Nine years.
It has been nine years.
How would I be if we had still been together for these nine years.
I could image and always image, it might go like....
I would stay with you in HK right now.
I would still be your little happy girl just as I was while we were in Sydney.
You always protected me as you thought I couldn't take care myself.
We probably had lots of different kind of memories fill with these nine years.
We probably got married or you would respect me just as you knew I didn't want to get married so early.
We probably faced any problems together, not like I now do it with myself and I have to be tough.
And, we probably spent the rest of our life being together, never fought, and stayed happy always.
We would be so touched and impressed the ninth year that we had been through.
That might be what we supposed to do, probably.

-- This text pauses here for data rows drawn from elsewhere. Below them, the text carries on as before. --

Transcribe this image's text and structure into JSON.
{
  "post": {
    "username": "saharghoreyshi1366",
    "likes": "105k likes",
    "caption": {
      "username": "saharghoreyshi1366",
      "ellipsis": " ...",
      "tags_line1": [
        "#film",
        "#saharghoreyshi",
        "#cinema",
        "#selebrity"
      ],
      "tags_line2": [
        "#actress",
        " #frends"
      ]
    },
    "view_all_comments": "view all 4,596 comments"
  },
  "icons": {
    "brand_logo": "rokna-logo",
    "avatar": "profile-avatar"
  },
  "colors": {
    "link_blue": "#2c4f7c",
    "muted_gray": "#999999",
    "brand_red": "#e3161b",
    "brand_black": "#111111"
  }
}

So many things would be different from now.
Just because I was too young to have a stable relationship.
Just because I was too young to make a promise.
I'd just like to see the other different life I might have without you.
And I hurt you. I did something bad to you, but it was not cheating anyway.
I didn't mean to hurt you, I just want you to know, just because i was too young.
Now,
I regret.
Every day, every time, every minute, I regret.
How could I go away from you.
How could I let you pick someone's hand up, and I thought that was good for you.
How could I give up this such a good man who has been treating me so well, even right now.
But, what else I can do.
When the time I woke up, you said to me you were gonna marry.
It's broken. My heart was broken.
I know, till now, I am still the one who is living in your deep heart.
I know, I am still the one who impress you so much, even now on.
I know, you are not going to forget me, you can't, and you won't.
I am still your little lively girl in your mind, and you already have a lovely wife that is not me.
I regret, and I miss you.
I miss the time we were spending together.
You probably won't have any chance to see this,
but I still wish... you are good, all the time, without me.